Chapitre 1 – Forfait hebdomadaire en heures couplé à des JRTT

Article 1-1 – Personnel concerné

Article 1-2 – Aménagement de la durée de travail

Article 1-3 – Nombre de JRTT

Article 1-4 – Modalité de prise des JRTT

Article 1-5 – Impact des absences

Article 1-6 – Heures supplémentaires

Article 1-7 – Durées maximales de travail et minimales de repos

Article 1-8 – Modalités de suivi de la charge de travail

Article 1-9 – Rémunération

Chapitre 2 – Forfait annuel en jours

Article 2-1 – Personnel concerné

Article 2-2 – Durée annuelle du travail

Article 2-3 – Amplitude de travail et respect des temps de repos

Article 2-4 – Modalités de prise des RTT

Article 2-5 – Impact des absences

Article 2-6 – Modalités de décompte des journées et demi-journées travaillées

Article 2-7 – Modalités de suivi de la charge de travail

Article 2-8 – Obligation de déconnexion

Article 2-9 – Rémunération

Chapitre 3 – Journée de solidarité

Chapitre 4 – Jours de congés pour ancienneté

Chapitre 5 – Jours de congés pour entraide familiale

Chapitre 6 – Maintien de salaire durant les congés maladie, maternité et paternité

Chapitre 7 – Substitution des congés exceptionnels

Chapitre 8 – Dispositions finales

Article 8-1 – Durée et dénonciation de l’accord

Article 8-2 – Révision de l’accord

Article 8-3 – Conclusion, formalités et entrée en vigueur

IL A ETE ARRETE ET CONVENU CE QUI SUIT

Chapitre 1 – Forfait hebdomadaire en heures couplé à des JRTT

Article 1-1 – Personnel concerné

Les dispositions du présent chapitre sont applicables à l’ensemble des salariés de l’entreprise à l’exception des cadres autonomes (chapitre 2) et des cadres dirigeants (exclus du champ d’application de l’accord).

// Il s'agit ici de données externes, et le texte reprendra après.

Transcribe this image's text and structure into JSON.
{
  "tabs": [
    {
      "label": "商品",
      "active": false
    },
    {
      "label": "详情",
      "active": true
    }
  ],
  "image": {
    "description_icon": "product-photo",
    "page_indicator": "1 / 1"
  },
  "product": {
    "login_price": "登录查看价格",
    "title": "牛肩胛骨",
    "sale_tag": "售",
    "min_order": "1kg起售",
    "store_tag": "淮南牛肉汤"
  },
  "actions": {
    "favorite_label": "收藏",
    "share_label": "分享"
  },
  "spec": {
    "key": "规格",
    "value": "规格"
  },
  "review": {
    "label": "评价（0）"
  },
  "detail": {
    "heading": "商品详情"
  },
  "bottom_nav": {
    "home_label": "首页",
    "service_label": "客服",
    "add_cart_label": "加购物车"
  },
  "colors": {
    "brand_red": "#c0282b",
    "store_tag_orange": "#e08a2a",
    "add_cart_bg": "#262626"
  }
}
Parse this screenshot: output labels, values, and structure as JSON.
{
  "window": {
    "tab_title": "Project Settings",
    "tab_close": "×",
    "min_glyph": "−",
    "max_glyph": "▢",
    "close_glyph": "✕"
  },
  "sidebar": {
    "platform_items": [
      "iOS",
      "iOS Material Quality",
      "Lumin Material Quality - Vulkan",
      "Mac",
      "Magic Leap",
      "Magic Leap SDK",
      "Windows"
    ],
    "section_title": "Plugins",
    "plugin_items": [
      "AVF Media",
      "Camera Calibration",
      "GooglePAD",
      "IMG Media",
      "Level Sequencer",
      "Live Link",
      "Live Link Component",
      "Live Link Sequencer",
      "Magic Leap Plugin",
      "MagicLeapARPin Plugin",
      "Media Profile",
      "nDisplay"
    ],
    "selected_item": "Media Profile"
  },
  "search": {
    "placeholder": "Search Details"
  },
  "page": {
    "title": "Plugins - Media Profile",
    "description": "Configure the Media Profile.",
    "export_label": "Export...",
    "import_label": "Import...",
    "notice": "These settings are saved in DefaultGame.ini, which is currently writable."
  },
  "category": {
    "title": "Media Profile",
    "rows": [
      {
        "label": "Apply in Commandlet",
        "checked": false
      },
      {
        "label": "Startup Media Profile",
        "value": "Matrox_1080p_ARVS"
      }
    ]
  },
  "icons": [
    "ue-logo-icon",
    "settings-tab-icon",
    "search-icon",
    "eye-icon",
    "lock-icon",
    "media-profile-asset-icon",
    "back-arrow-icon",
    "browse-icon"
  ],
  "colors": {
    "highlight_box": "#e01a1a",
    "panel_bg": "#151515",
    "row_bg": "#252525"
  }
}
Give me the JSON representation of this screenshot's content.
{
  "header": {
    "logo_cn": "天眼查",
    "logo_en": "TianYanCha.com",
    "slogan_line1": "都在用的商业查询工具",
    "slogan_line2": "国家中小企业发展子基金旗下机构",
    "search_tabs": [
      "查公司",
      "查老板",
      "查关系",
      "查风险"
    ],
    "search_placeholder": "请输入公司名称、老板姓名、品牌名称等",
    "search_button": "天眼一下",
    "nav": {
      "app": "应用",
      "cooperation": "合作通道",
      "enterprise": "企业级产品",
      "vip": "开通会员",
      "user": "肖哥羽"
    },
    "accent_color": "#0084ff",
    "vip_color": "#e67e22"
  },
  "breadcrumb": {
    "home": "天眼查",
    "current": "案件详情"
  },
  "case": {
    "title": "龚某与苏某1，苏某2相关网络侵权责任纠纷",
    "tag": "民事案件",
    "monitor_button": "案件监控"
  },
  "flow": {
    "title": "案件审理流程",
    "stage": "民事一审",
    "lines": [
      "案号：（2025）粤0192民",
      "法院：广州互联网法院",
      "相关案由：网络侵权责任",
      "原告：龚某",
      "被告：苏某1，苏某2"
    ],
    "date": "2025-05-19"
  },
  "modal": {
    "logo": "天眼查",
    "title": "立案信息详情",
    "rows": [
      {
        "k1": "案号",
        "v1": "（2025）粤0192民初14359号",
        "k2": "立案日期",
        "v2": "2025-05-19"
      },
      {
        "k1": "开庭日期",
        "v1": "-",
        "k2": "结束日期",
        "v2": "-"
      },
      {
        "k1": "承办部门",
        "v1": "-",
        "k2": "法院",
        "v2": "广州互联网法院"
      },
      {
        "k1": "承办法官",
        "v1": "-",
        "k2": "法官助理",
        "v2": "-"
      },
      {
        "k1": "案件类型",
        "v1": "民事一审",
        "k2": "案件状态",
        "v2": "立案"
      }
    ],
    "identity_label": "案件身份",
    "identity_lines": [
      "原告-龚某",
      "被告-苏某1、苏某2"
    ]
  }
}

Article 1-2 – Aménagement de la durée du travail

Les salariés concernés par cette organisation du temps de travail (hors éventuels salariés à temps partiel, non concernés, par hypothèse) effectueront 36 heures et 06 minutes de travail effectif par semaine et bénéficieront, en contrepartie, d’un repos compensateur de remplacement conformément aux dispositions de l’article L3121-24 du code du travail.

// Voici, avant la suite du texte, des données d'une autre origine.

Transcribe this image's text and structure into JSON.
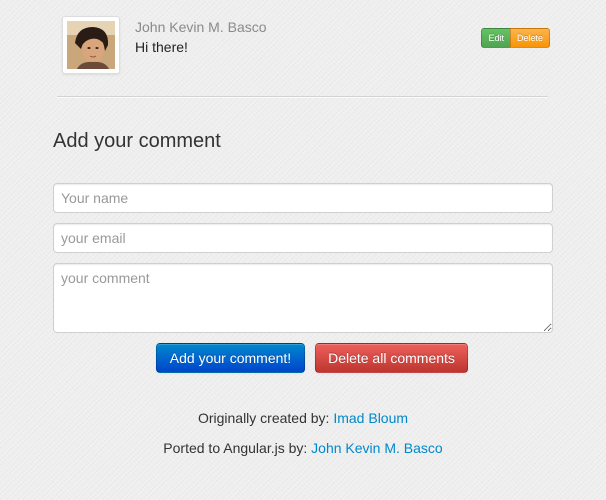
{
  "comment": {
    "author": "John Kevin M. Basco",
    "text": "Hi there!",
    "edit_label": "Edit",
    "delete_label": "Delete"
  },
  "form": {
    "title": "Add your comment",
    "name_placeholder": "Your name",
    "email_placeholder": "your email",
    "comment_placeholder": "your comment",
    "submit_label": "Add your comment!",
    "delete_all_label": "Delete all comments"
  },
  "footer": {
    "line1_prefix": "Originally created by:",
    "line1_link": "Imad Bloum",
    "line2_prefix": "Ported to Angular.js by:",
    "line2_link": "John Kevin M. Basco"
  },
  "colors": {
    "primary": "#0044cc",
    "danger": "#bd362f",
    "success": "#51a351",
    "warning": "#f89406",
    "link": "#0088cc"
  },
  "icons": {
    "avatar": "user-photo"
  }
}
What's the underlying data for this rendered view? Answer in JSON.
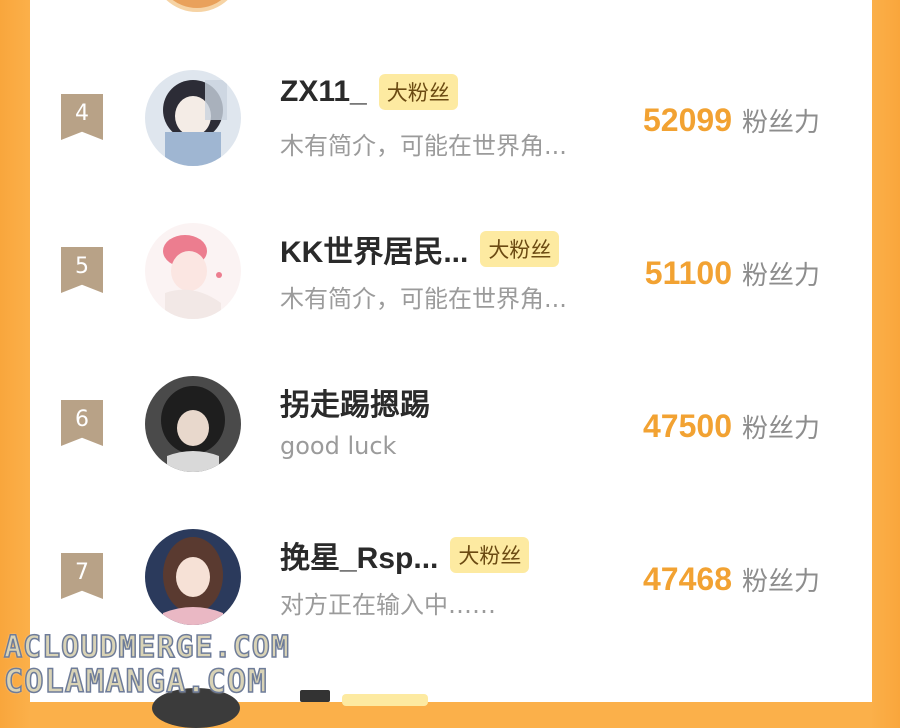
{
  "colors": {
    "side_orange": "#fbb04a",
    "rank_badge": "#b8a287",
    "score": "#f2a232",
    "fan_badge_bg": "#fdeaa1"
  },
  "rows": [
    {
      "rank": "4",
      "name": "ZX11_",
      "badge": "大粉丝",
      "bio": "木有简介，可能在世界角...",
      "score": "52099",
      "unit": "粉丝力"
    },
    {
      "rank": "5",
      "name": "KK世界居民...",
      "badge": "大粉丝",
      "bio": "木有简介，可能在世界角...",
      "score": "51100",
      "unit": "粉丝力"
    },
    {
      "rank": "6",
      "name": "拐走踢摁踢",
      "badge": "",
      "bio": "good luck",
      "score": "47500",
      "unit": "粉丝力"
    },
    {
      "rank": "7",
      "name": "挽星_Rsp...",
      "badge": "大粉丝",
      "bio": "对方正在输入中……",
      "score": "47468",
      "unit": "粉丝力"
    }
  ],
  "watermark": {
    "line1": "ACLOUDMERGE.COM",
    "line2": "COLAMANGA.COM"
  }
}
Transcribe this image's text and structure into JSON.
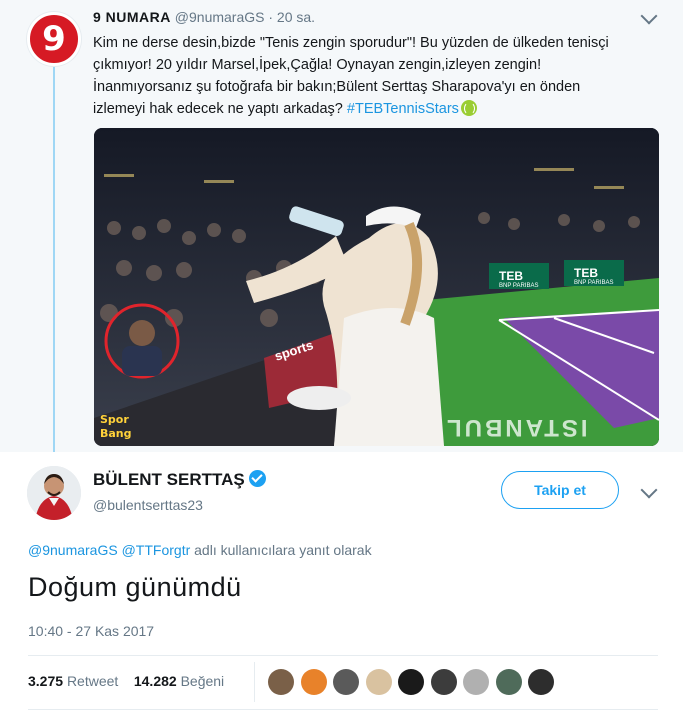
{
  "parent_tweet": {
    "avatar_text": "9",
    "display_name": "9 NUMARA",
    "handle": "@9numaraGS",
    "time": "· 20 sa.",
    "text_lines": [
      "Kim ne derse desin,bizde \"Tenis zengin sporudur\"! Bu yüzden de ülkeden tenisçi",
      "çıkmıyor! 20 yıldır Marsel,İpek,Çağla! Oynayan zengin,izleyen zengin!",
      "İnanmıyorsanız şu fotoğrafa  bir bakın;Bülent Serttaş Sharapova'yı en önden",
      "izlemeyi hak edecek ne yaptı arkadaş?"
    ],
    "hashtag": "#TEBTennisStars",
    "photo": {
      "sponsor_left": "TEB",
      "sponsor_left_sub": "BNP PARIBAS",
      "sponsor_right": "TEB",
      "sponsor_right_sub": "BNP PARIBAS",
      "court_text": "ISTANBUL",
      "broadcaster": "sports",
      "watermark_line1": "Spor",
      "watermark_line2": "Bang",
      "circle_color": "#e0242c"
    }
  },
  "tweet": {
    "display_name": "BÜLENT SERTTAŞ",
    "handle": "@bulentserttas23",
    "follow_label": "Takip et",
    "reply_to": {
      "mention1": "@9numaraGS",
      "mention2": "@TTForgtr",
      "suffix": "adlı kullanıcılara yanıt olarak"
    },
    "text": "Doğum günümdü",
    "timestamp": "10:40 - 27 Kas 2017",
    "retweets": {
      "count": "3.275",
      "label": "Retweet"
    },
    "likes": {
      "count": "14.282",
      "label": "Beğeni"
    },
    "liker_colors": [
      "#7a6048",
      "#e8822a",
      "#5a5a5a",
      "#d9c2a0",
      "#1a1a1a",
      "#3c3c3c",
      "#b0b0b0",
      "#4f6b5a",
      "#2d2d2d"
    ]
  },
  "colors": {
    "accent": "#1da1f2",
    "link": "#1b95e0",
    "muted": "#657786",
    "avatar_red": "#d61a24",
    "court_green": "#3e9b3c",
    "court_purple": "#7a4aa8"
  }
}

Ce droit à repos consiste à remplacer le paiement majoré de l’heure et six minutes supplémentaires hebdomadaires par un repos équivalent (1 heure supplémentaire = 1 heure et 15 minutes de repos compensateur de remplacement, en principe).

Ce repos compensateur de remplacement s’exercera sous la forme de journées ou demi-journées dites « JRTT ».

Par ailleurs, des plages horaires mobiles sont accessibles, en accord avec leur supérieur hiérarchique, aux salariés visés au présent Chapitre :

- Le matin entre 8h00 et 10h00

- L’après-midi entre 16h00 et 18h00

Les salariés occupant des postes nécessitant une présence dans les locaux à horaires fixes ne sont pas concernés par les plages horaires mobiles citées ci-dessus.

Pour le bon fonctionnement des services et de la Société, l'amplitude horaire d'une journée de travail doit rester compatible avec les contraintes du travail en équipe, les besoins de l’organisation et les horaires des clients.

Article 1-3 – Nombre de JRTT

9 JRTT sont acquis par chaque salarié travaillant à temps plein (36 heures et 06 minutes, soit, en décimales, 1,1 heure) pendant l’intégralité de la période de référence (du 1er janvier au 31 décembre de chaque année).

Ce nombre a été arrêté comme suit :

  • 1.1 heures supplémentaires par semaine (1h et 06 mn en décimales) ;

  • 47 semaines travaillées par an (hors congés) ;

  • 47 X 1,1 = 51,7 heures par an ;

  • Avec majoration : 51.7 + 25% = 64.62 heures de repos (en décimales) ;

  • Durée moyenne d’une journée : 36.1/5 jours = 7.22 heures (en décimales) ;

  • 64.62 : 7.22 = 8.95 jours arrondis à 9.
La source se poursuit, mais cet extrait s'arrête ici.